FEATURES FEATURES EVERYWHERE - Buzz and Woody (Toy Story) Meme | Make a Meme

Teams that are not aware of their business flywheel are constantly fighting an uphill battle against a never-ending stream of local problems. Awareness of the flywheel allows the team to abstract themselves from the backlog and reevaluate how what they are doing moves the needle for the business.

❌ Stakeholder-led decision making

If product teams are not aware of or ignore the business flywheel, they eventually shrink to backlog optimization. This means giving full autonomy to stakeholders (ops/marketing/sales, etc.) to lead and drive the business strategy.

This further reinforces the “backlog operator” position of a PM since the business context is defined above. In a way, it’s an anti product-led flywheel that gets set in motion.

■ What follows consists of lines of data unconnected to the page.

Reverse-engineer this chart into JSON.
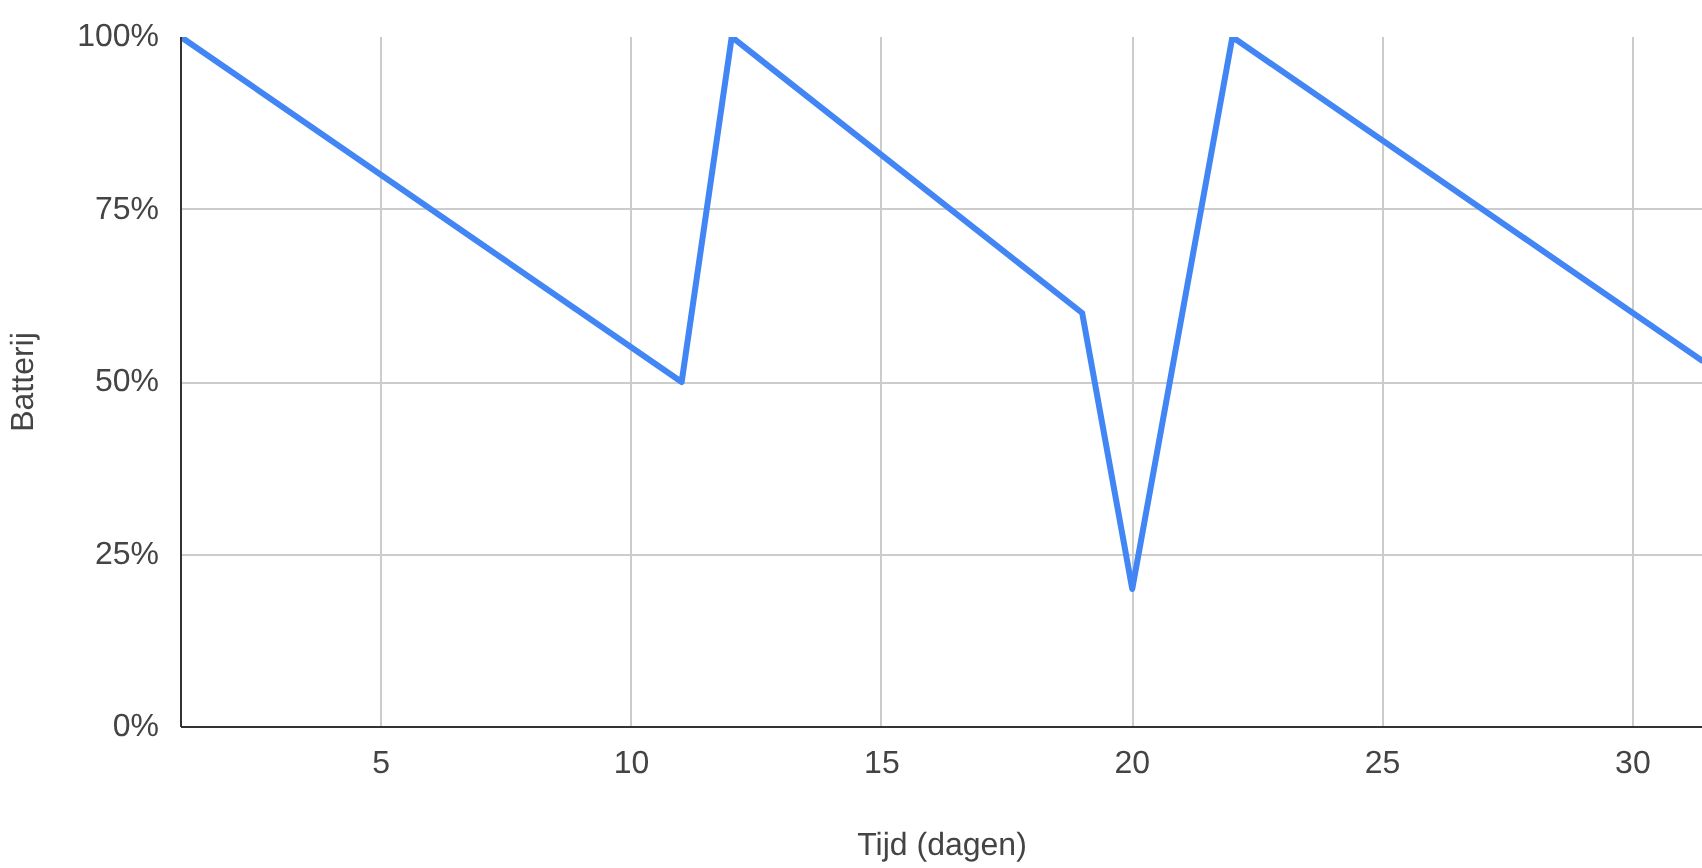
{
  "chart_data": {
    "type": "line",
    "xlabel": "Tijd (dagen)",
    "ylabel": "Batterij",
    "x": [
      1,
      11,
      12,
      19,
      20,
      22,
      31.4
    ],
    "series": [
      {
        "color": "#4285f4",
        "values": [
          100,
          50,
          100,
          60,
          20,
          100,
          53
        ]
      }
    ],
    "xlim": [
      1,
      31.4
    ],
    "xticks": [
      5,
      10,
      15,
      20,
      25,
      30
    ],
    "ylim": [
      0,
      100
    ],
    "yticks": [
      {
        "value": 0,
        "label": "0%"
      },
      {
        "value": 25,
        "label": "25%"
      },
      {
        "value": 50,
        "label": "50%"
      },
      {
        "value": 75,
        "label": "75%"
      },
      {
        "value": 100,
        "label": "100%"
      }
    ],
    "grid": true,
    "marker": "none",
    "line_style": "solid"
  }
}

Healthy conflict and pressure with stakeholders is not only important for PMs, but valuable for the growth of the business.

❌ Analysis paralysis

Some teams strive to model the longer-term ROI of their business by making a bunch of assumptions: user price sensitivity, demand acquisition trends, churn dynamics, etc.

Most of the attempts that I’ve seen were exercises in analysis paralysis. Each metric can be predicted with limited accuracy (since it’s based on historical data) and external trends might dramatically impact the forecast. The further we go into the future, the lower the accuracy. At a certain moment, we’re just multiplying noise.

With well-defined growth flywheels, you don’t need to go down that fruitless path. The flywheel motion will eventually yield the compounding returns.